The global push to expand financial inclusion takes many paths, based on the challenges—and unique market advantages—in countries where vast portions of the population lack access to modern banking services.

In Pakistan, only 16% of people in a nation of 190 million citizens have a traditional bank account, but a new mobile money app called SimSim is seeing rapid adoption, underscoring how quickly mobile payments can advance when market conditions are ripe.

SimSim, a free app, supports person-to-person payments, utility bill payment and in-store purchases through participating retailers, and since its formal launch in April, the app has seen double-digit growth, according to its backers.

But SimSim has an unusual foundation.

Andrée Simon, Finca’s CEO
“Technology and data have irrevocably disrupted banks, and the microfinance sector is not immune to these changes,” said Andrée Simon, Finca’s CEO.

Unlike many mobile money services in emerging nations that relied on partnerships with mobile network operators to gain scale, SimSim is based on a grass-roots operation run by Finca, a Washington, D.C.-based nonprofit that's a licensed microbank in Pakistan, along with other operations around the world.

Finca set up shop in Pakistan in 2013, introducing financial services to entrepreneurs—primarily women—giving them small loans and opportunities to save and exchange funds, but the program's growth was limited by slow, manual processes, said Andrée Simon, Finca’s CEO.

The organization began looking to the fintech world for a way to accelerate growth a couple of years ago.

“Technology and data have irrevocably disrupted banks, and the microfinance sector is not immune to these changes,” said Simon.

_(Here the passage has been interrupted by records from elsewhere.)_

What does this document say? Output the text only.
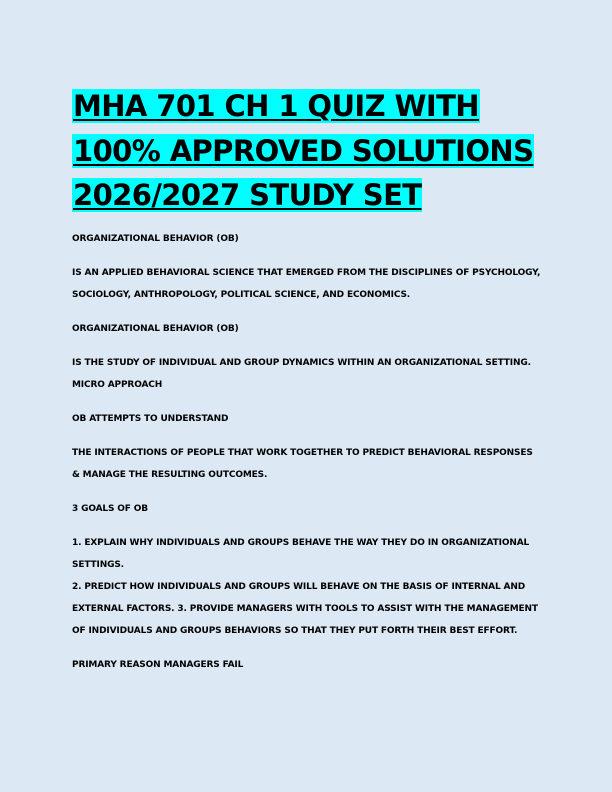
MHA 701 CH 1 QUIZ WITH
100% APPROVED SOLUTIONS
2026/2027 STUDY SET

ORGANIZATIONAL BEHAVIOR (OB)

IS AN APPLIED BEHAVIORAL SCIENCE THAT EMERGED FROM THE DISCIPLINES OF PSYCHOLOGY, SOCIOLOGY, ANTHROPOLOGY, POLITICAL SCIENCE, AND ECONOMICS.

ORGANIZATIONAL BEHAVIOR (OB)

IS THE STUDY OF INDIVIDUAL AND GROUP DYNAMICS WITHIN AN ORGANIZATIONAL SETTING.

MICRO APPROACH

OB ATTEMPTS TO UNDERSTAND

THE INTERACTIONS OF PEOPLE THAT WORK TOGETHER TO PREDICT BEHAVIORAL RESPONSES & MANAGE THE RESULTING OUTCOMES.

3 GOALS OF OB

1. EXPLAIN WHY INDIVIDUALS AND GROUPS BEHAVE THE WAY THEY DO IN ORGANIZATIONAL SETTINGS.

2. PREDICT HOW INDIVIDUALS AND GROUPS WILL BEHAVE ON THE BASIS OF INTERNAL AND EXTERNAL FACTORS. 3. PROVIDE MANAGERS WITH TOOLS TO ASSIST WITH THE MANAGEMENT OF INDIVIDUALS AND GROUPS BEHAVIORS SO THAT THEY PUT FORTH THEIR BEST EFFORT.

PRIMARY REASON MANAGERS FAIL
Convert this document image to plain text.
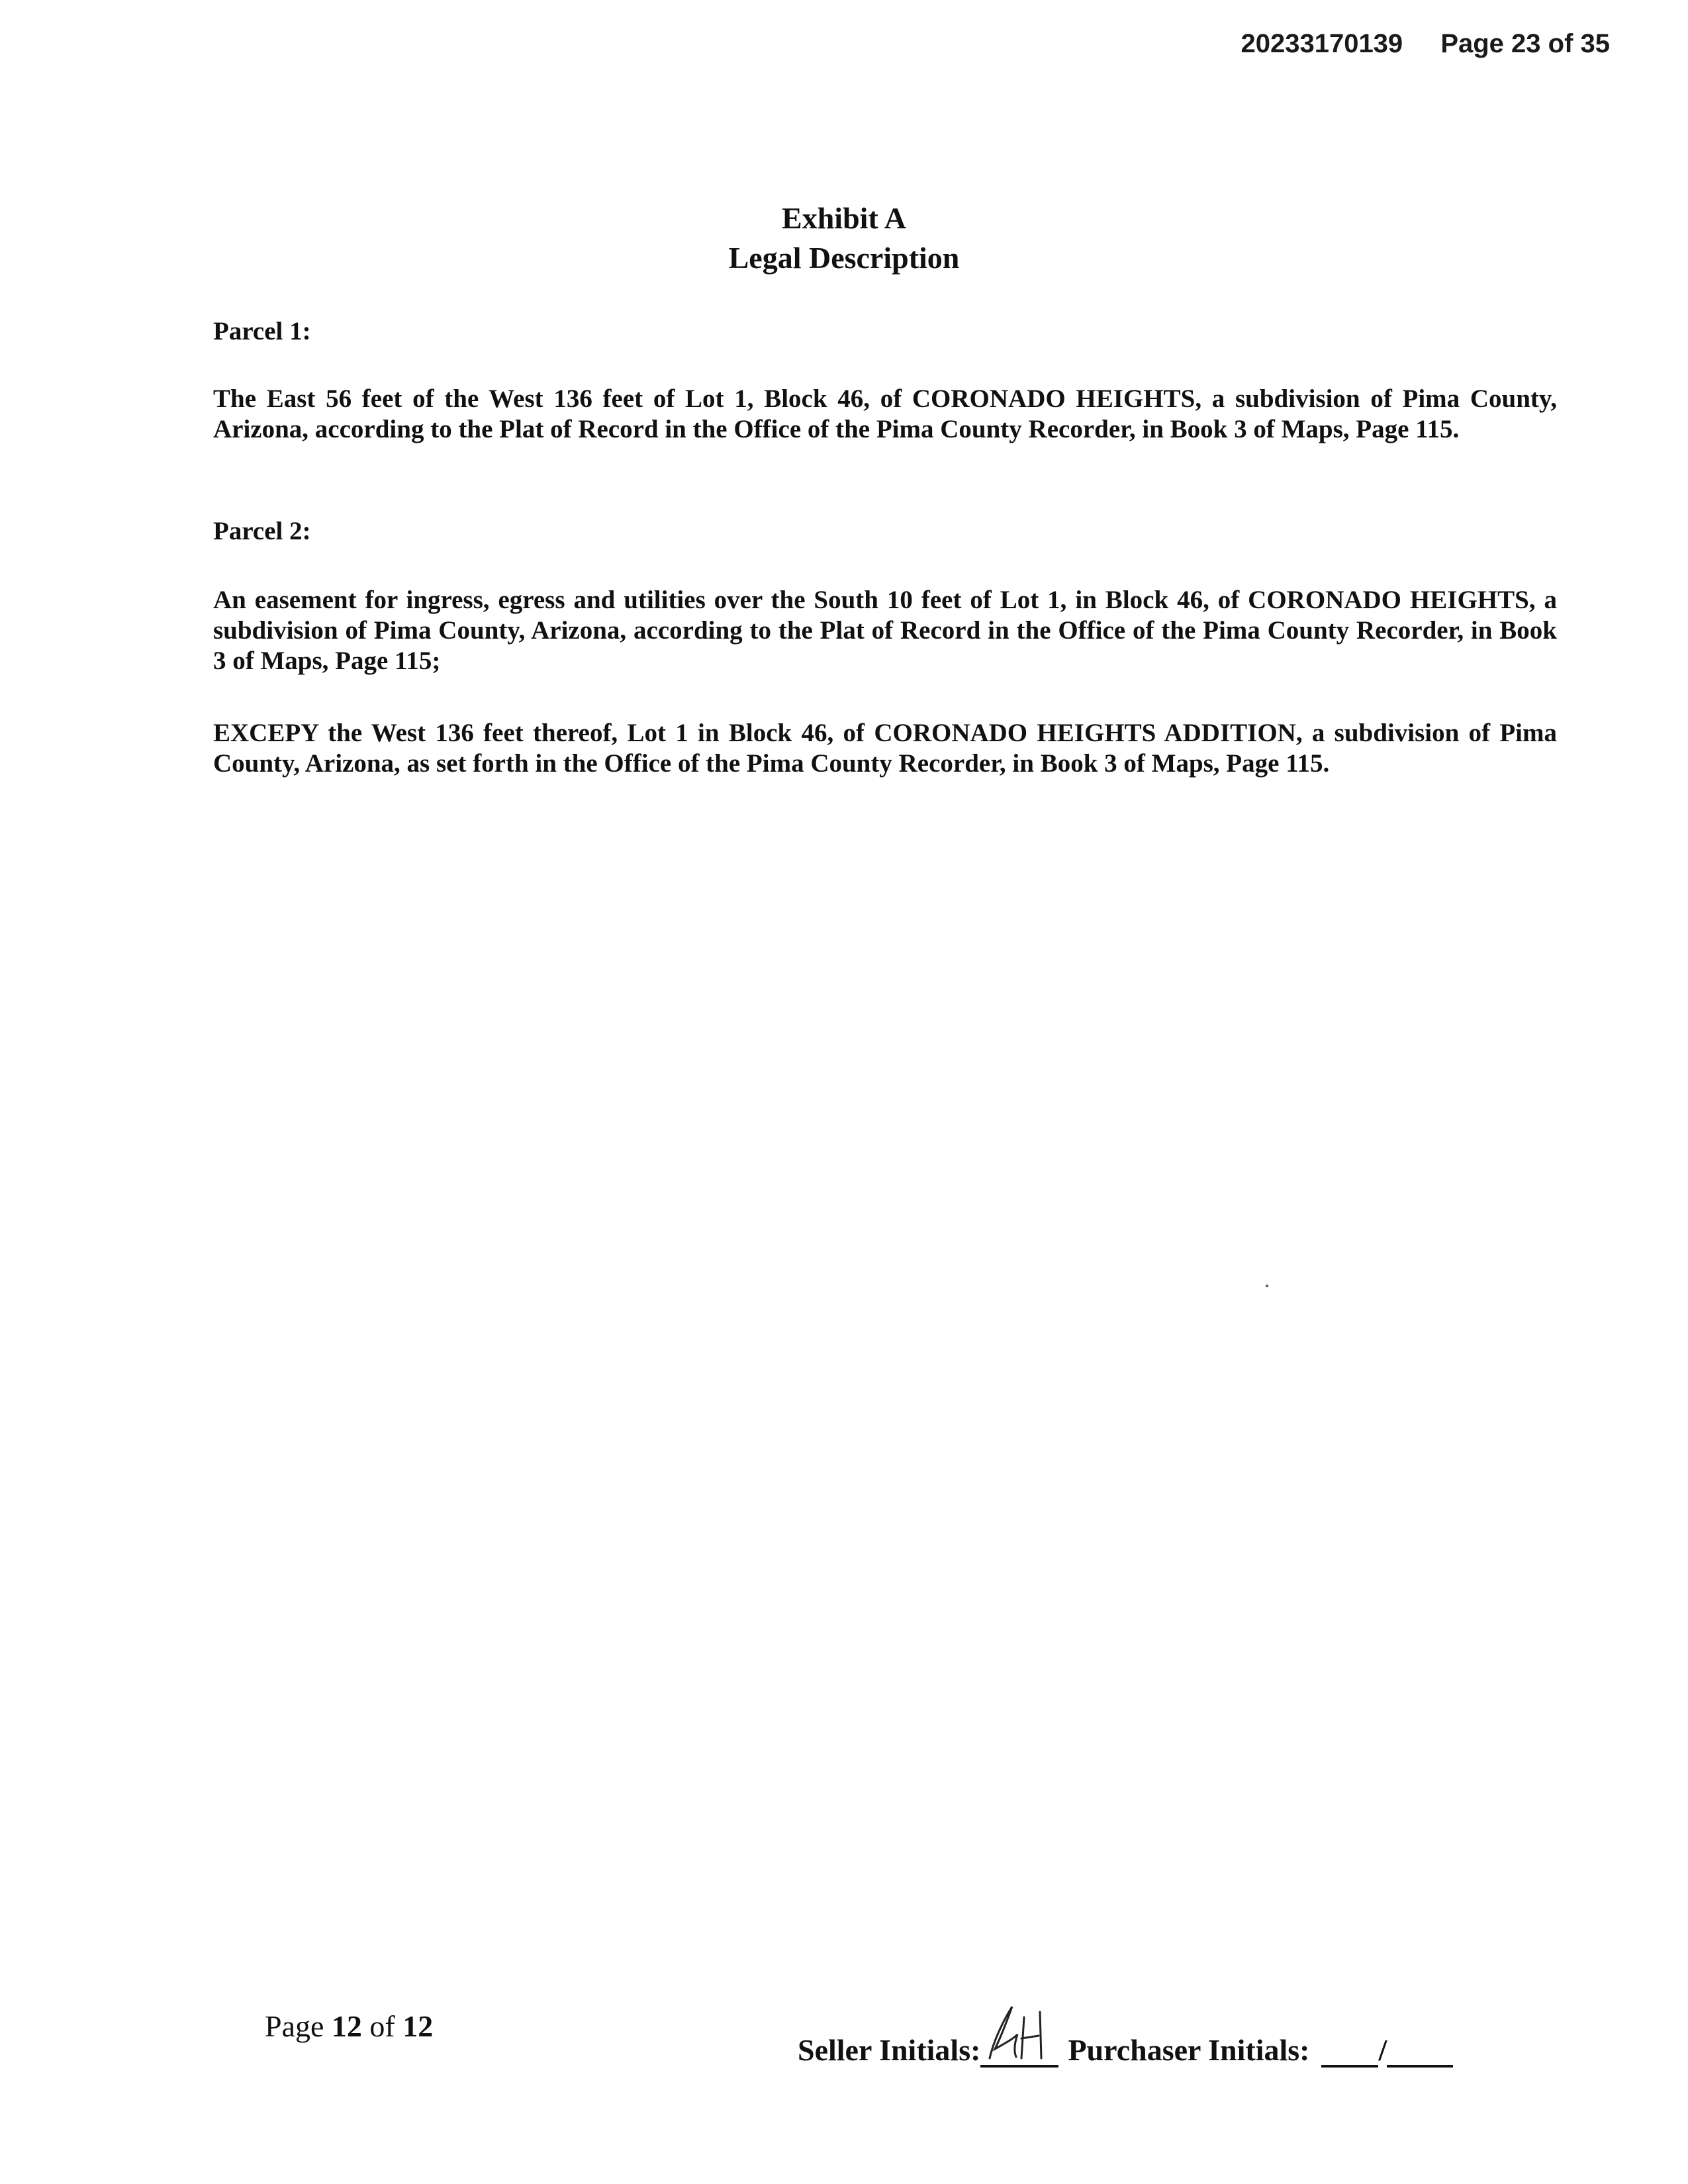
20233170139 Page 23 of 35
Exhibit A
Legal Description

Parcel 1:

The East 56 feet of the West 136 feet of Lot 1, Block 46, of CORONADO HEIGHTS, a subdivision of Pima County, Arizona, according to the Plat of Record in the Office of the Pima County Recorder, in Book 3 of Maps, Page 115.

Parcel 2:

An easement for ingress, egress and utilities over the South 10 feet of Lot 1, in Block 46, of CORONADO HEIGHTS, a subdivision of Pima County, Arizona, according to the Plat of Record in the Office of the Pima County Recorder, in Book 3 of Maps, Page 115;

EXCEPY the West 136 feet thereof, Lot 1 in Block 46, of CORONADO HEIGHTS ADDITION, a subdivision of Pima County, Arizona, as set forth in the Office of the Pima County Recorder, in Book 3 of Maps, Page 115.

Page 12 of 12
Seller Initials:	Purchaser Initials: /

Last year Finca formed a partnership with Finja, an unrelated fintech startup based in Lahore, Pakistan. The teams began working together to create SimSim, which got off the ground last year with 4,500 users in a pilot. In April of this year the concept formally launched, and it now reaches more than 30,000 users, with transaction growth expanding by double digits, according to Finca.

In addition to pairing an established nonprofit operation with new fintech, two key market conditions favored SimSim’s launch, according to Tughral Ali, Finca’s head of branchless banking.

One factor was the broad, recent expansion in Pakistan of smartphones with 3G and 4G wireless technology capable of supporting a sophisticated mobile money app. The other key element was the success of Pakistan’s national identification system, which provides a secure way to enroll the unbanked masses, Ali said.

“Pakistan’s government created a powerful database with biometric records of almost all citizens, and required that all (mobile phone) SIMs have biometric verification, thus linking each SIM to a citizen identity in the national database," he said.

User growth is expanding primarily by word of mouth, and hundreds of retailers immediately came aboard to support the app for in-store payments via QR codes, Ali said.

Though SimSim is technically a branchless mobile money app, Finca’s physical offices in Pakistan allow the app's users to deposit and withdraw funds for free. Users also may make cash deposits and withdrawals at a partner retail agent for a small fee; Finca has partnerships with 10,000 retail agents who belong to an existing network that operates across Pakistan with separate bank support, Ali said. SimSim users can also buy an ATM card for $2.50.

SimSim plans to expand its menu of financial services to eventually include traditional credit and insurance, but currently it’s working to expand its user base and achieve coverage through 70,000 partner retail outlets and agent locations, according to Ali.

SimSim could be compared to Kenya’s M-PESA, which gained rapid scale through its connection to Vodafone’s local mobile network operator, Safaricom, but the differences are worth examining, Ali noted.

“Partnering with an MNO can offer immediate scale by leveraging an existing customer base and a retail footprint already operating in the mass market through retailers and franchisees that have established consumer trust,” Ali said. “But an MNO is not a bank, and it tends to lack an organizational understanding of consumers’ broader banking needs. By originating SimSim as a banking product we’re better positioned to build longer-term relationships with the customer based on their personal financial roadmap."

SimSim isn’t the only mobile money service offering handset-based financial services in Pakistan. Easypaisa, operated by Telenor Microfinance Bank, and UBL Omni are two of several other mobile money options in the region.

Each emerging mobile money system faces similar challenges in driving ongoing payments volume, according to David Parker, CEO of U.K.-based Polymath Consulting, who studies mobile payments systems in emerging markets.

“The key to every network-independent wallet is the strength of their load channels, agent network and scale,” Parker said. “It’s fine to connect consumers to bank accounts, but these systems become cost-effective when funds flow within the ecosystem, and to that end it’s all about getting money in and then having enough people you want to pay on the same system.”